In 2005, the Organization for Economic Co-operation and Development (OECD) launched a project to assess the magnitude and impact of counterfeiting and piracy globally. The results of this project were published in 2008 in a report titled “The Economic Impact of Counterfeiting and Piracy.” The report stated, among other statistics, that international trade in counterfeit and pirated products accounted for possibly as much as 1.9% of world imports, or as much as US $200 billion, in 2005. Furthermore, the report gave detailed suggestions as to how governments can combat counterfeiting and piracy, both independently and collaboratively.
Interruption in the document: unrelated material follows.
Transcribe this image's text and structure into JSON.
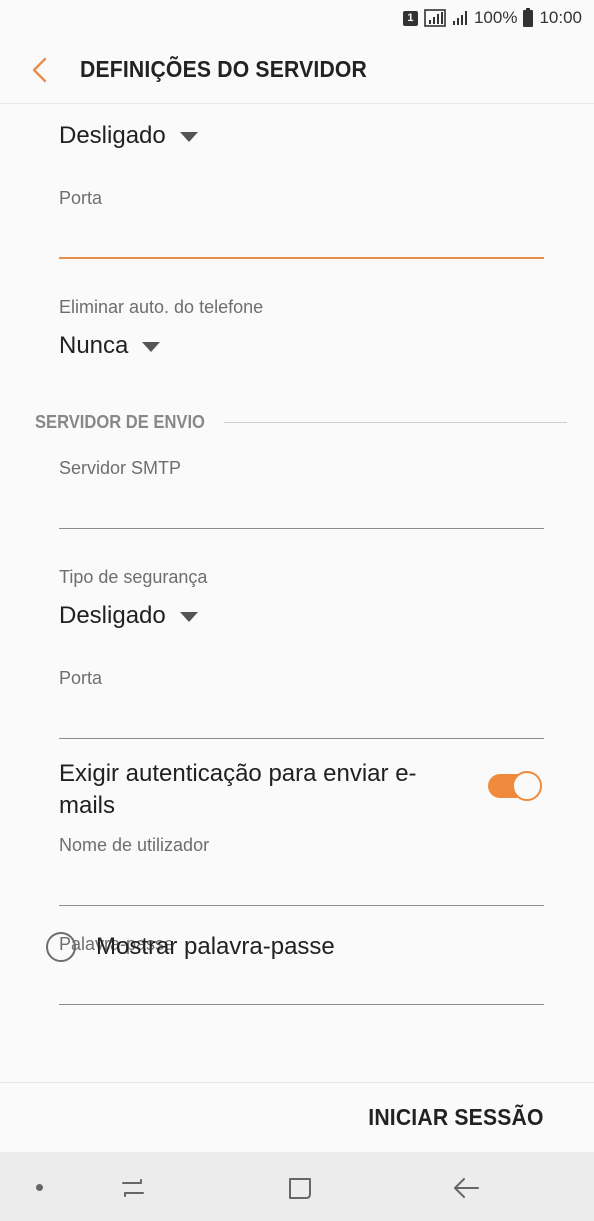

On April 18, 2016, the OECD published an update to this report, titled “Trade in Counterfeit and Pirated Goods: Mapping the Economic Impact,” which highlighted that trade in counterfeit goods has increased by more than 80% in five years, increasing from US $250 billion annually in 2008 to more than US $461 billion in 2013. Additionally, the report determined that counterfeit products now represent more than 2.5% of all world trade—including 5% of all imports into the European Union.
While this report draws some of the same conclusions as those found in the 2008 report (that counterfeiting affects a broad range of industries, that counterfeit and pirated products originate from virtually all economies on all continents, and that the highest number of counterfeit shipments being seized originate from East Asia, with China in the lead with an estimated 900,000 seizures in 2013), it also shows that counterfeiting evolves concurrently with the evolution of the modern world. For example, while counterfeiters have improved their knowledge of logistics networks, their manipulation of transit routes, and the exploitation of governance gaps, they are also taking advantage of the growth in online shopping and the online market. According to the report, postal parcels are the top method of shipping counterfeit and pirated goods, accounting for an estimated 62% of seizures between 2011 and 2013, reflecting the growing importance of online commerce in international trade.
The top countries with companies whose intellectual property rights were infringed by counterfeit products seized between 2011 and 2013 were the United States (20%), Italy (15%), France (12.1%), Switzerland (11.7%), Japan (8.2%), and Germany (7.5%).